We have had this old vanity for 14 years and we never used it as a sex aid.

Saturday, your sister drops by with my copy of the restraining order. I mean, Vicky has a good head on her shoulders and she has been a real friend to me during this painful time. She has given me lots of good council about you and women in general. She is pulling for us to get back together, Susan, she really is.
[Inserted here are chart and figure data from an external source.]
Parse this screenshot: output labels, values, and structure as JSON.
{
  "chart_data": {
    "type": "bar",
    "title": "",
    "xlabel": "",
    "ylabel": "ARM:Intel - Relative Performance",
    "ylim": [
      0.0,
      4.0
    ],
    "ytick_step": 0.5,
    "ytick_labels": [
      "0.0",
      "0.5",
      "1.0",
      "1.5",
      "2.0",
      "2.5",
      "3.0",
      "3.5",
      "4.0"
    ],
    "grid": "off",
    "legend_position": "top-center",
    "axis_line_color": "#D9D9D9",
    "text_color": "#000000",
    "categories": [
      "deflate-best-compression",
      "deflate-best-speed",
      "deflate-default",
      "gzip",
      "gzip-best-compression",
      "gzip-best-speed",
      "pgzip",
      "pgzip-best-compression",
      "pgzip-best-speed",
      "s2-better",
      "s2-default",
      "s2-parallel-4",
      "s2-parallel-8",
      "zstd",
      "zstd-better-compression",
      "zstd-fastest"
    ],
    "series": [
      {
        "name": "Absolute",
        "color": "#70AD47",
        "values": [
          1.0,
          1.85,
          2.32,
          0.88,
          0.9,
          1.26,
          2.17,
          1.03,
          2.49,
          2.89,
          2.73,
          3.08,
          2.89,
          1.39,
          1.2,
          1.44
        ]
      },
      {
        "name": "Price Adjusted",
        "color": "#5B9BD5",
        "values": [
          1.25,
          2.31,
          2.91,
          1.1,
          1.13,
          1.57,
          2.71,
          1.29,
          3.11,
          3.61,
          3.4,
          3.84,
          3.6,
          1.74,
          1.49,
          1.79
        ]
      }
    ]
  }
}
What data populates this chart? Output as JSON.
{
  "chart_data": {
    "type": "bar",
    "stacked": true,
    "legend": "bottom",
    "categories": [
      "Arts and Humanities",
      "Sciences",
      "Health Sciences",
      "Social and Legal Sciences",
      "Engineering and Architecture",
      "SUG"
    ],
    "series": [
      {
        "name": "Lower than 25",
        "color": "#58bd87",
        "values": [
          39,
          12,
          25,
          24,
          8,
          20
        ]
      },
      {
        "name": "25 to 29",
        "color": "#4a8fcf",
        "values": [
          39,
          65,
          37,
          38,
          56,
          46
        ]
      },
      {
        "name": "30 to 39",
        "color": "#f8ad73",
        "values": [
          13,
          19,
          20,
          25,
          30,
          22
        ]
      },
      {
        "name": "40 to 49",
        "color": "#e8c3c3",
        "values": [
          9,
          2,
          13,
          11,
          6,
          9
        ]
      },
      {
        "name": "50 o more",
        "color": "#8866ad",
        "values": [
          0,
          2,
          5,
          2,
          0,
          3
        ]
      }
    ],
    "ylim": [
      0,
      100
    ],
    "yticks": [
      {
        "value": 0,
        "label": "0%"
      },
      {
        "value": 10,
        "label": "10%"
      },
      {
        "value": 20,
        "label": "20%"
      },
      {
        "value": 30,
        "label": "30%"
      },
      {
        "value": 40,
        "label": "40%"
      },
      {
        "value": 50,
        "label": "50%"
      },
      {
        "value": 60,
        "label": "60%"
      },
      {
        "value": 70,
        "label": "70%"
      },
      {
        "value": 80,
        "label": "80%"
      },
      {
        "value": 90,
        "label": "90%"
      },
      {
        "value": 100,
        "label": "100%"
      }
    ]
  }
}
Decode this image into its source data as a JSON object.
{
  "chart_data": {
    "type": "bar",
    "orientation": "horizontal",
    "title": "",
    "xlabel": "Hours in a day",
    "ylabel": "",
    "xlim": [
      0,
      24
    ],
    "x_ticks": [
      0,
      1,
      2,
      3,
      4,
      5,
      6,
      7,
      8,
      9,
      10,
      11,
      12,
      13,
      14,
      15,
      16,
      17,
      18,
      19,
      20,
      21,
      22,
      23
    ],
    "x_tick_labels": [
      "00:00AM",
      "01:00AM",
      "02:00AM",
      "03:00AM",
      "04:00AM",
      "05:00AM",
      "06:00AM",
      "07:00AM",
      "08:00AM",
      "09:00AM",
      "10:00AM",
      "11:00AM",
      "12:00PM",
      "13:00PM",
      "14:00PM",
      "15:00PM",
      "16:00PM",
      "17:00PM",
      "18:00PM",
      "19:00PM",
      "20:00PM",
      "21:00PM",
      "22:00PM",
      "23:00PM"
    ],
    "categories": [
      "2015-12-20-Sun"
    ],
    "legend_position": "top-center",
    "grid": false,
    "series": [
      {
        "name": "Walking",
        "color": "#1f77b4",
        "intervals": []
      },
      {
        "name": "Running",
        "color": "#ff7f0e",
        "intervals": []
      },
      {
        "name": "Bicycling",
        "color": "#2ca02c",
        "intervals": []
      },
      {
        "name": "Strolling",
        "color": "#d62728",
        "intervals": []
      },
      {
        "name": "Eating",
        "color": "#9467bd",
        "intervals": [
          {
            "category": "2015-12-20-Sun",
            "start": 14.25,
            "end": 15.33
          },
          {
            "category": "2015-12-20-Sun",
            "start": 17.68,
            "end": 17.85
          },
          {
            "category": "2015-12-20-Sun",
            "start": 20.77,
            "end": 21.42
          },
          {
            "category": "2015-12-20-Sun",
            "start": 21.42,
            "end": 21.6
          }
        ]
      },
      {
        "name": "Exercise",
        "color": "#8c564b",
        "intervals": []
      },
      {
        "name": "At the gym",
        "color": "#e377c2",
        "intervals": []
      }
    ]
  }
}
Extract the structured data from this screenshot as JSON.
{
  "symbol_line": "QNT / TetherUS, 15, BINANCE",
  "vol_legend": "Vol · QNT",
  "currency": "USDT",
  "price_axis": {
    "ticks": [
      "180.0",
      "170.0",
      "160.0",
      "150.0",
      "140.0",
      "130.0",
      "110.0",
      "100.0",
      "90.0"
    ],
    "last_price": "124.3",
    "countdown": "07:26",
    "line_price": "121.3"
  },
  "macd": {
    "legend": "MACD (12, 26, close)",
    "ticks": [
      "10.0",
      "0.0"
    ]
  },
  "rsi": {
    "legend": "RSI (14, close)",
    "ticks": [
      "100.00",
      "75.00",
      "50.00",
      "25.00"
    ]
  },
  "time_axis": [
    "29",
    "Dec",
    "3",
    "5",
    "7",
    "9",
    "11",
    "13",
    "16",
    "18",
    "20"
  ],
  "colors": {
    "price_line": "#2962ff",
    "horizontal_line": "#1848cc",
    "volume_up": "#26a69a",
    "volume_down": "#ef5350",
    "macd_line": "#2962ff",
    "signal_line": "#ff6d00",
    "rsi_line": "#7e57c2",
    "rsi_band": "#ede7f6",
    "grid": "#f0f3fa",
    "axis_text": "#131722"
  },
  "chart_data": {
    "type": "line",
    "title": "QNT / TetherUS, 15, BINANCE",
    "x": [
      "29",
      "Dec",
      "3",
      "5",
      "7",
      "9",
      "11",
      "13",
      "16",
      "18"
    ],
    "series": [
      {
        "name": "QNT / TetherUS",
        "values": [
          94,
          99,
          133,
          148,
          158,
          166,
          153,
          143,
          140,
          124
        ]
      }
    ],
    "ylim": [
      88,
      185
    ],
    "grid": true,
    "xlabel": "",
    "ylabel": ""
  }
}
So we are drinking in the bath, talking about happier times. Here is this teenage girl with the same DNA as you and all I can do is think of how much she looked like you, when you were 18. And that just about makes me cry. And then, it turns out that Vicky is really into the anal thing, and that gets me into thinking about how many times I pressured you about trying it, and how that probably fueled some ofthe bitterness between us, But do you see how even then, when I am thrusting inside your sisters cinnamon ring, all I can do is think of you. It's true, Susan. In your heart you know it. Don't you think we could start over, Just wipe allthe grievances and start fresh? I think we can. If you feel the same way, please, please let me know. Otherwise, could you let me know where the remote control is.